🔥 Deep Learning with PyTorch · Lesson 6 — Convolutional Networks: Teaching Models to See

🏠 🔥 Course home | ← Lesson 05 | Lesson 07 → | 📚 All mini-courses

Lesson 6 — Convolutional Networks: Teaching Models to See

In the previous lesson you built a full classification pipeline — model, data, training loop, evaluation — and it worked. But if you fed real images into that MLP, you’d hit a wall: a fully connected layer treats pixel (0, 0) and pixel (31, 31) as unrelated inputs, learns nothing it can reuse across positions, and burns millions of parameters doing it. In this lesson you’ll fix all three problems with one idea — convolution — and train a small CNN on CIFAR-10 that beats any MLP of similar size. Along the way you’ll master the shape arithmetic that trips up everyone (RuntimeError: mat1 and mat2 shapes cannot be multiplied is the CNN rite of passage), wire up torchvision datasets with modern v2 transforms, add data augmentation, and learn to diagnose your training curves like an engineer rather than a spectator.

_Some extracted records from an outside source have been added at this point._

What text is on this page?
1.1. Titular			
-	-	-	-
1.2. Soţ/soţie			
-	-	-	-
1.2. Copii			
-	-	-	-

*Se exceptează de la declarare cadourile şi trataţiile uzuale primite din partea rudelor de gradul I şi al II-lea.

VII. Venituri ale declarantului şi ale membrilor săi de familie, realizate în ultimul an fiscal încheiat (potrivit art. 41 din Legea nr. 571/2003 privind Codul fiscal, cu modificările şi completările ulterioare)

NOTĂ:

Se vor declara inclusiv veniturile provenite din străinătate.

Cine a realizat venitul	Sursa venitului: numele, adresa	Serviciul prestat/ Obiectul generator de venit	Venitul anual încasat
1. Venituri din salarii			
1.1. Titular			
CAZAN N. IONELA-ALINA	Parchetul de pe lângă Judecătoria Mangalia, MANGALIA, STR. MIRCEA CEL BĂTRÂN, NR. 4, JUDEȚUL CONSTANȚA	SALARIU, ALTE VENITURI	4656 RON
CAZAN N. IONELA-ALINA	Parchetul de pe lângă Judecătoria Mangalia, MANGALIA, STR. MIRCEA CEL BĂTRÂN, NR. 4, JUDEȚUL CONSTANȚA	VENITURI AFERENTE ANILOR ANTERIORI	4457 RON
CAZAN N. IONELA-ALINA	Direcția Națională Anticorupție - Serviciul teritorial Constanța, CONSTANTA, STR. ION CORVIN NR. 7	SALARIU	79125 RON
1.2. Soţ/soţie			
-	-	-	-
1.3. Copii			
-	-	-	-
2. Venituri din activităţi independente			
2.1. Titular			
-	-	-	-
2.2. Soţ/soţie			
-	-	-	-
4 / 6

🎯 In this lesson you will: understand why convolution beats dense layers for images, master the Conv2d/MaxPool2d output-size math, build a compact CNN with correct shapes end to end, load CIFAR-10 with torchvision transforms and augmentation, train the network and read the loss/accuracy curves for overfitting signals

Why convolution — three problems, one operator

If the theory of convolution is fresh for you, the encyclopedia’s entries on convolutional neural networks and translation equivariance cover the derivation in depth. Here is the engineering version.

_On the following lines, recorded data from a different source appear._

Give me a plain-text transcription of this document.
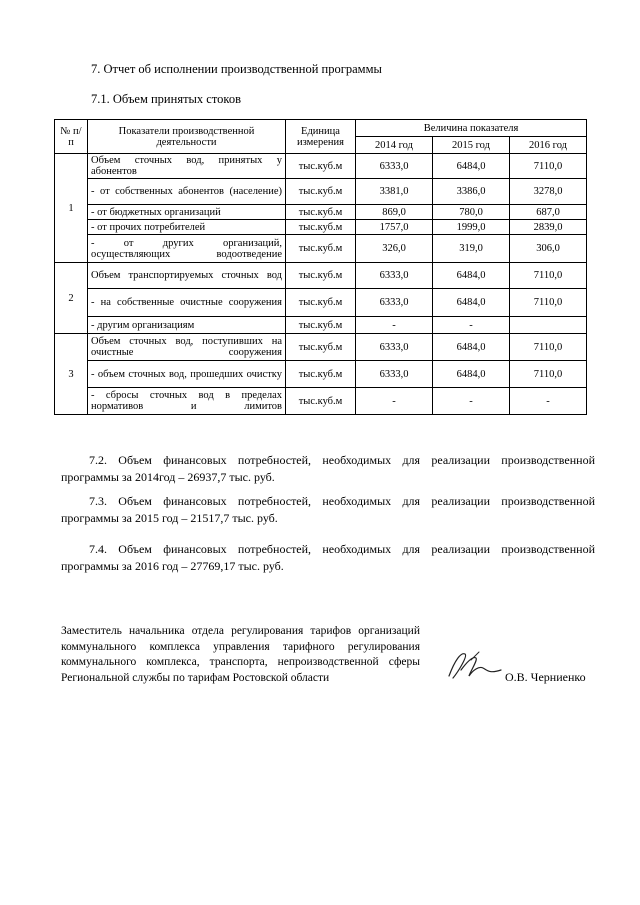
7. Отчет об исполнении производственной программы
7.1. Объем принятых стоков
№ п/п	Показатели производственной деятельности	Единица измерения	Величина показателя		
			2014 год	2015 год	2016 год
1	Объем сточных вод, принятых у абонентов	тыс.куб.м	6333,0	6484,0	7110,0
	- от собственных абонентов (население)	тыс.куб.м	3381,0	3386,0	3278,0
	- от бюджетных организаций	тыс.куб.м	869,0	780,0	687,0
	- от прочих потребителей	тыс.куб.м	1757,0	1999,0	2839,0
	- от других организаций, осуществляющих водоотведение	тыс.куб.м	326,0	319,0	306,0
2	Объем транспортируемых сточных вод	тыс.куб.м	6333,0	6484,0	7110,0
	- на собственные очистные сооружения	тыс.куб.м	6333,0	6484,0	7110,0
	- другим организациям	тыс.куб.м	-	-	
3	Объем сточных вод, поступивших на очистные сооружения	тыс.куб.м	6333,0	6484,0	7110,0
	- объем сточных вод, прошедших очистку	тыс.куб.м	6333,0	6484,0	7110,0
	- сбросы сточных вод в пределах нормативов и лимитов	тыс.куб.м	-	-	-
7.2. Объем финансовых потребностей, необходимых для реализации производственной программы за 2014год – 26937,7 тыс. руб.
7.3. Объем финансовых потребностей, необходимых для реализации производственной программы за 2015 год – 21517,7 тыс. руб.
7.4. Объем финансовых потребностей, необходимых для реализации производственной программы за 2016 год – 27769,17 тыс. руб.
Заместитель начальника отдела регулирования тарифов организаций коммунального комплекса управления тарифного регулирования коммунального комплекса, транспорта, непроизводственной сферы Региональной службы по тарифам Ростовской области	О.В. Черниенко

Take a modest 32×32 RGB image: that’s \(32 \times 32 \times 3 = 3072\) input values. A single fully connected hidden layer with 512 units needs \(3072 \times 512 \approx 1.57\)M weights — and it has three structural flaws:

It ignores locality. Nearby pixels are correlated (edges, textures, corners are local patterns), but a dense layer connects every pixel to every unit with an independent weight. The spatial structure is destroyed the moment you flatten.
It can’t reuse knowledge across positions. An edge detector useful at the top-left of the image must be re-learned, from scratch, for every other location.
It scales terribly. Double the image resolution and the parameter count quadruples.

Convolution solves all three by sliding one small learnable filter (say 3×3) across the image and computing a dot product at every position. The same weights fire everywhere — that’s weight sharing — so a cat’s ear is detected whether it appears left or right (translation equivariance), and the parameter count depends on the kernel size and channel counts, not the image size. A 3×3 filter over 3 input channels costs \(3 \times 3 \times 3 + 1 = 28\) parameters, whether the image is 32×32 or 4096×4096.

Here’s the geometry of one convolution step — a 3×3 kernel sliding over a 5×5 input producing a 3×3 output (no padding, stride 1):

One filter produces one feature map — a 2D grid of “how strongly did my pattern match here?” scores. A Conv2d layer learns many filters in parallel, producing one feature map per filter. Stack layers, and later filters see combinations of earlier feature maps: edges → textures → parts → objects.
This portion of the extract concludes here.